This thread seems to be opening up a whole new can of worms I'd never thought about, with respect to if, when, and where to use EQ in the signal chain.
Suppose you have a square wave (low-passed to avoid aliasing but not phase shifted at all).
The rising and falling edges have a tremendous slew rate because those edges are still nearly vertical. (For other noobs, "slew rate" is how fast the voltage can change. For a true square wave, the voltage changes from high to low or low to high instantaneously, but real amplifiers don't do that; the voltage changes with some maximum slope.)
Now suppose you've EQ'd it and the important frequencies aren't in phase anymore, so you don't have those big nearly vertical bits. The slew rate limit of the amp may not matter anymore, because the slope is never anything it can't handle. Or if does matter, it matters over much smaller ranges.
I went looking for illustrations of this and found the attached pictures, of a square wave filtered down to just three (odd) partials, and the same waveform with those partials shifted 30 degrees (but different absolute amounts dependent on frequency). In the latter picture you still get a darned steep rising bit, but not quite as steep or rising as far, and less steep falling bits, given the now-asymmrical waveform.

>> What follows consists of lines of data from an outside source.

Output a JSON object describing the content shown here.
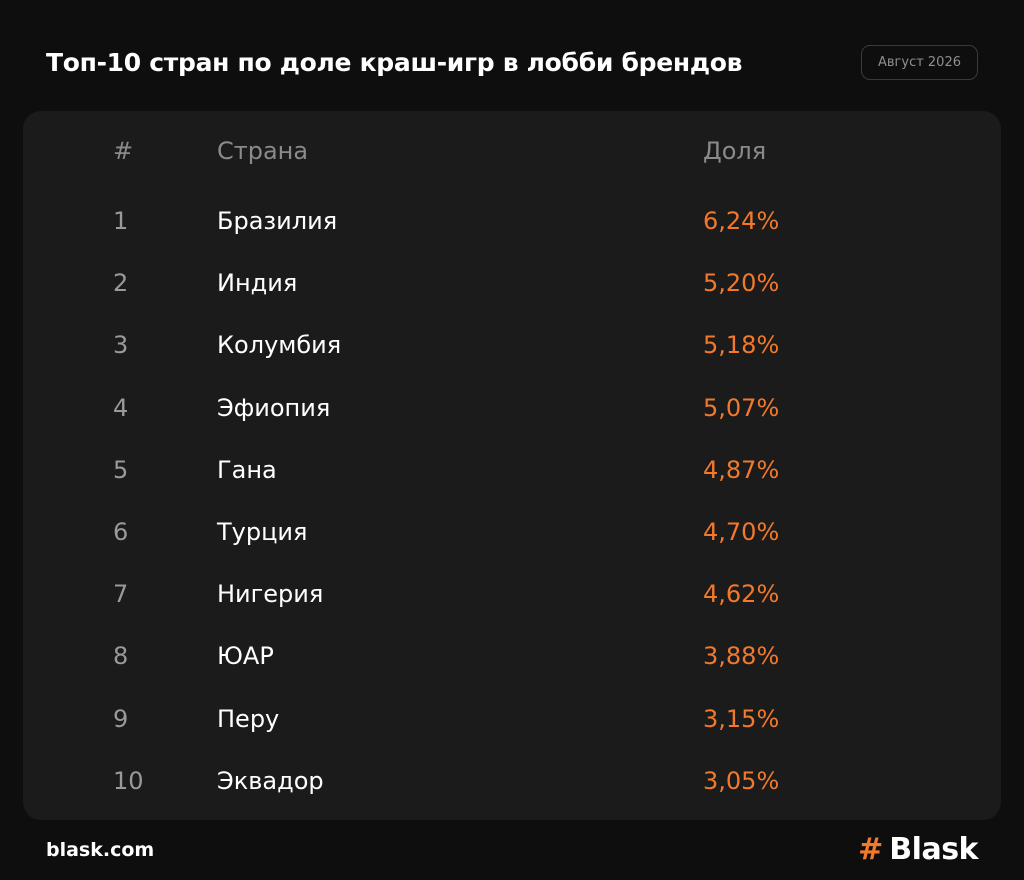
{
  "header": {
    "title": "Топ-10 стран по доле краш-игр в лобби брендов",
    "period": "Август 2026"
  },
  "footer": {
    "url": "blask.com",
    "brand": "Blask",
    "brand_glyph": "#"
  },
  "colors": {
    "accent": "#f2792b",
    "background": "#0e0e0e",
    "card": "#1b1b1b"
  },
  "chart_data": {
    "type": "table",
    "title": "Топ-10 стран по доле краш-игр в лобби брендов",
    "columns": [
      "#",
      "Страна",
      "Доля"
    ],
    "rows": [
      {
        "rank": "1",
        "country": "Бразилия",
        "share": "6,24%"
      },
      {
        "rank": "2",
        "country": "Индия",
        "share": "5,20%"
      },
      {
        "rank": "3",
        "country": "Колумбия",
        "share": "5,18%"
      },
      {
        "rank": "4",
        "country": "Эфиопия",
        "share": "5,07%"
      },
      {
        "rank": "5",
        "country": "Гана",
        "share": "4,87%"
      },
      {
        "rank": "6",
        "country": "Турция",
        "share": "4,70%"
      },
      {
        "rank": "7",
        "country": "Нигерия",
        "share": "4,62%"
      },
      {
        "rank": "8",
        "country": "ЮАР",
        "share": "3,88%"
      },
      {
        "rank": "9",
        "country": "Перу",
        "share": "3,15%"
      },
      {
        "rank": "10",
        "country": "Эквадор",
        "share": "3,05%"
      }
    ]
  }
}
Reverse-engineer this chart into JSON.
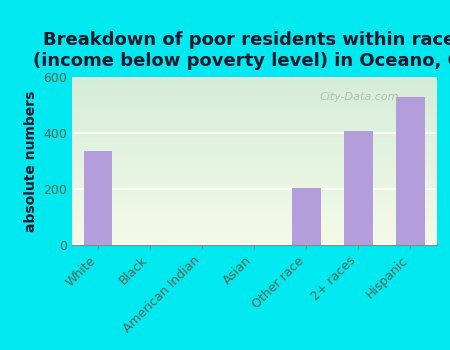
{
  "title": "Breakdown of poor residents within races\n(income below poverty level) in Oceano, CA",
  "categories": [
    "White",
    "Black",
    "American Indian",
    "Asian",
    "Other race",
    "2+ races",
    "Hispanic"
  ],
  "values": [
    335,
    0,
    0,
    0,
    205,
    408,
    530
  ],
  "bar_color": "#b39ddb",
  "ylabel": "absolute numbers",
  "ylim": [
    0,
    600
  ],
  "yticks": [
    0,
    200,
    400,
    600
  ],
  "background_color": "#00e8f0",
  "plot_bg_top": "#d4edda",
  "plot_bg_bottom": "#f5fae8",
  "title_fontsize": 13,
  "ylabel_fontsize": 10,
  "tick_fontsize": 9,
  "title_color": "#1a1a2e",
  "tick_color": "#556655",
  "watermark_text": "City-Data.com",
  "watermark_color": "#aabbaa"
}
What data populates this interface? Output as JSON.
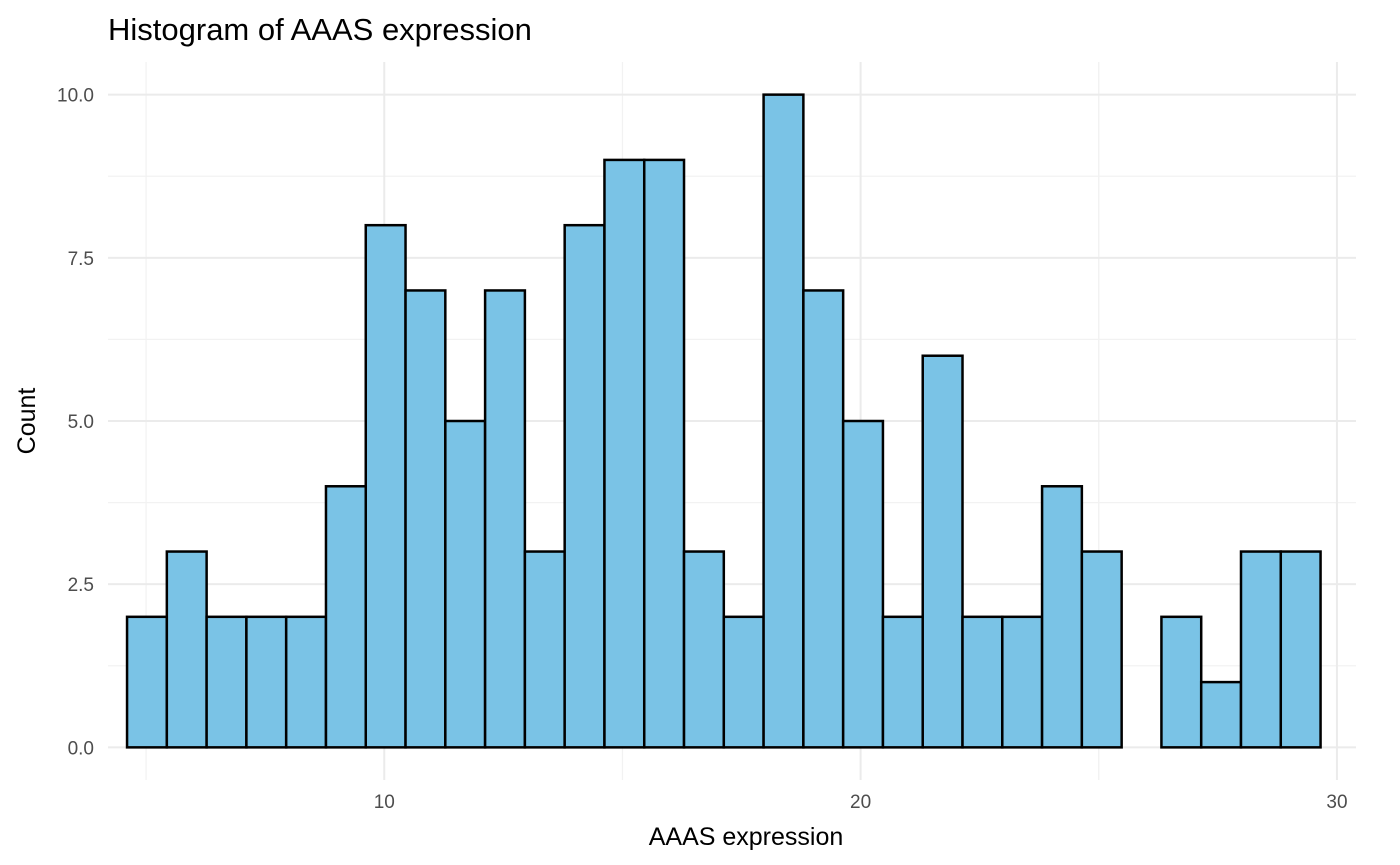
{
  "chart_data": {
    "type": "bar",
    "title": "Histogram of AAAS expression",
    "xlabel": "AAAS expression",
    "ylabel": "Count",
    "bin_start": 4.6,
    "bin_width": 0.8352,
    "counts": [
      2,
      3,
      2,
      2,
      2,
      4,
      8,
      7,
      5,
      7,
      3,
      8,
      9,
      9,
      3,
      2,
      10,
      7,
      5,
      2,
      6,
      2,
      2,
      4,
      3,
      0,
      2,
      1,
      3,
      3
    ],
    "xlim": [
      4.2,
      30.4
    ],
    "ylim": [
      -0.5,
      10.5
    ],
    "x_ticks": [
      10,
      20,
      30
    ],
    "x_tick_labels": [
      "10",
      "20",
      "30"
    ],
    "y_ticks": [
      0,
      2.5,
      5,
      7.5,
      10
    ],
    "y_tick_labels": [
      "0.0",
      "2.5",
      "5.0",
      "7.5",
      "10.0"
    ],
    "grid": true,
    "fill_color": "#7AC3E6",
    "edge_color": "#000000"
  }
}
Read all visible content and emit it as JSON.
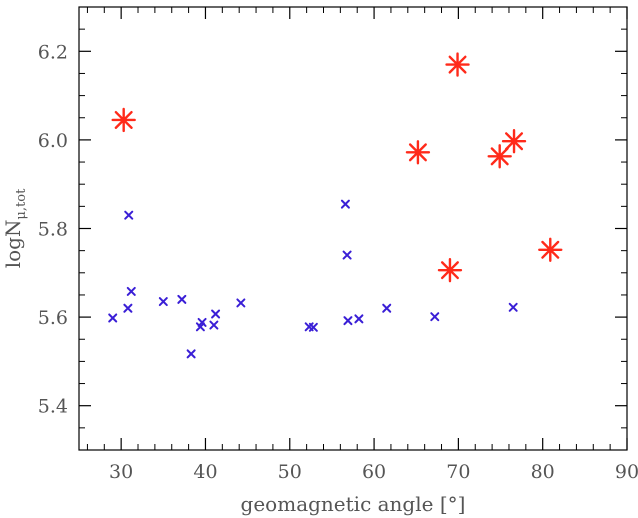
{
  "chart_data": {
    "type": "scatter",
    "title": "",
    "xlabel": "geomagnetic angle [°]",
    "ylabel_main": "logN",
    "ylabel_sub": "μ,tot",
    "xlim": [
      25,
      90
    ],
    "ylim": [
      5.3,
      6.3
    ],
    "x_major_ticks": [
      30,
      40,
      50,
      60,
      70,
      80,
      90
    ],
    "x_tick_labels": [
      "30",
      "40",
      "50",
      "60",
      "70",
      "80",
      "90"
    ],
    "x_minor_step": 2,
    "y_major_ticks": [
      5.4,
      5.6,
      5.8,
      6.0,
      6.2
    ],
    "y_tick_labels": [
      "5.4",
      "5.6",
      "5.8",
      "6.0",
      "6.2"
    ],
    "y_minor_step": 0.05,
    "grid": false,
    "series": [
      {
        "marker": "x",
        "color": "#3a1fd6",
        "points": [
          [
            29.0,
            5.598
          ],
          [
            30.8,
            5.62
          ],
          [
            30.9,
            5.83
          ],
          [
            31.2,
            5.658
          ],
          [
            35.0,
            5.635
          ],
          [
            37.2,
            5.64
          ],
          [
            38.3,
            5.517
          ],
          [
            39.4,
            5.578
          ],
          [
            39.6,
            5.588
          ],
          [
            41.0,
            5.582
          ],
          [
            41.2,
            5.607
          ],
          [
            44.2,
            5.632
          ],
          [
            52.3,
            5.578
          ],
          [
            52.8,
            5.577
          ],
          [
            56.6,
            5.855
          ],
          [
            56.8,
            5.74
          ],
          [
            56.9,
            5.592
          ],
          [
            58.2,
            5.596
          ],
          [
            61.5,
            5.62
          ],
          [
            67.2,
            5.601
          ],
          [
            76.5,
            5.622
          ]
        ]
      },
      {
        "marker": "asterisk",
        "color": "#ff2a1a",
        "points": [
          [
            30.3,
            6.045
          ],
          [
            65.2,
            5.972
          ],
          [
            69.0,
            5.706
          ],
          [
            69.9,
            6.17
          ],
          [
            74.9,
            5.963
          ],
          [
            76.6,
            5.997
          ],
          [
            80.9,
            5.752
          ]
        ]
      }
    ]
  }
}
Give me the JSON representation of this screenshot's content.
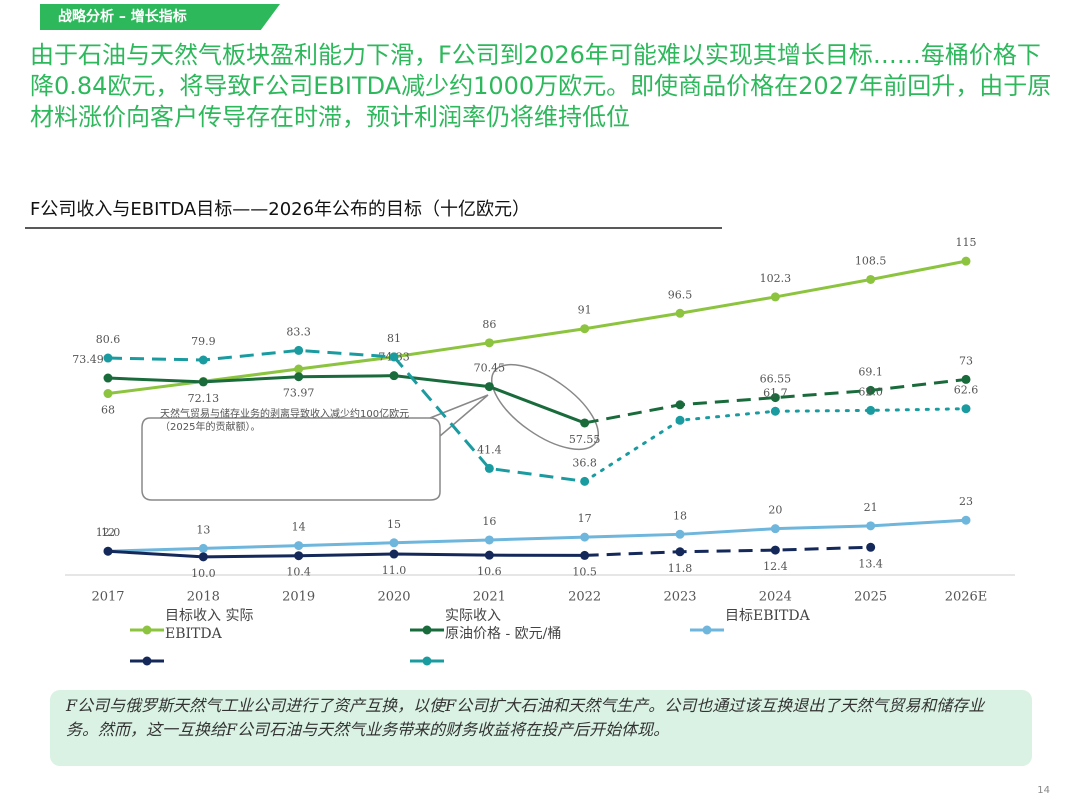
{
  "header": {
    "tag": "战略分析 – 增长指标",
    "headline": "由于石油与天然气板块盈利能力下滑，F公司到2026年可能难以实现其增长目标……每桶价格下降0.84欧元，将导致F公司EBITDA减少约1000万欧元。即使商品价格在2027年前回升，由于原材料涨价向客户传导存在时滞，预计利润率仍将维持低位"
  },
  "chart_data": {
    "type": "line",
    "title": "F公司收入与EBITDA目标——2026年公布的目标（十亿欧元）",
    "categories": [
      "2017",
      "2018",
      "2019",
      "2020",
      "2021",
      "2022",
      "2023",
      "2024",
      "2025",
      "2026E"
    ],
    "ylim": [
      0,
      125
    ],
    "series": [
      {
        "color": "#8cc43f",
        "line": "solid",
        "values": [
          68,
          72.3,
          76.7,
          81,
          86,
          91,
          96.5,
          102.3,
          108.5,
          115
        ],
        "value_labels": [
          "68",
          null,
          null,
          null,
          "86",
          "91",
          "96.5",
          "102.3",
          "108.5",
          "115"
        ]
      },
      {
        "color": "#1a6b3c",
        "line": "solid",
        "forecast_from": 5,
        "forecast_line": "dashed",
        "values": [
          73.49,
          72.13,
          73.97,
          74.33,
          70.45,
          57.55,
          64,
          66.55,
          69.1,
          73
        ],
        "value_labels": [
          "73.49",
          "72.13",
          "73.97",
          "74.33",
          "70.45",
          "57.55",
          null,
          "66.55",
          "69.1",
          "73"
        ]
      },
      {
        "color": "#6fb6dd",
        "line": "solid",
        "values": [
          12,
          13,
          14,
          15,
          16,
          17,
          18,
          20,
          21,
          23
        ]
      },
      {
        "color": "#14285a",
        "line": "solid",
        "forecast_from": 5,
        "forecast_line": "dashed",
        "values": [
          12,
          10,
          10.4,
          11,
          10.6,
          10.5,
          11.8,
          12.4,
          13.4,
          null
        ],
        "value_labels": [
          "12.0",
          "10.0",
          "10.4",
          "11.0",
          "10.6",
          "10.5",
          "11.8",
          "12.4",
          "13.4",
          null
        ]
      },
      {
        "color": "#1a9ba0",
        "line": "dashed",
        "forecast_from": 5,
        "forecast_line": "dotted",
        "values": [
          80.6,
          79.9,
          83.3,
          81,
          41.4,
          36.8,
          58.5,
          61.7,
          62,
          62.6
        ],
        "value_labels": [
          "80.6",
          "79.9",
          "83.3",
          "81",
          "41.4",
          "36.8",
          null,
          "61.7",
          "62.0",
          "62.6"
        ]
      }
    ],
    "legend": [
      "目标收入 实际",
      "EBITDA",
      "实际收入",
      "原油价格 - 欧元/桶",
      "目标EBITDA"
    ],
    "annotation": "天然气贸易与储存业务的剥离导致收入减少约100亿欧元（2025年的贡献额）。"
  },
  "footer": {
    "note": "F公司与俄罗斯天然气工业公司进行了资产互换，以使F公司扩大石油和天然气生产。公司也通过该互换退出了天然气贸易和储存业务。然而，这一互换给F公司石油与天然气业务带来的财务收益将在投产后开始体现。",
    "page": "14"
  }
}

If you're counting on a slew rate limited head amp or preamp to shape your sound, it seems like it COULD matter what EQ you put ahead of that amp.
OTOH it seems that the natural phase shifts you get from e.g., the mass of a mic diaphragm resisting small fast changes will have similar effects to doing it with EQ, if I understand Ricardo correctly, so using a mic with limited HF response and using EQ to deemphasize HF may have similar effects on the waveform.
Credit where it's due: here's where I stole the pictures from.
https://www.edn.com/for-signal-distortion-phase-matters/
Hmm... that makes me wonder what would happen if I played my electric guitar through an amp where I could control the slew rate limit independently of the usual kind of harmonic distortion. What does pure slew-rate-limited distortion sound like?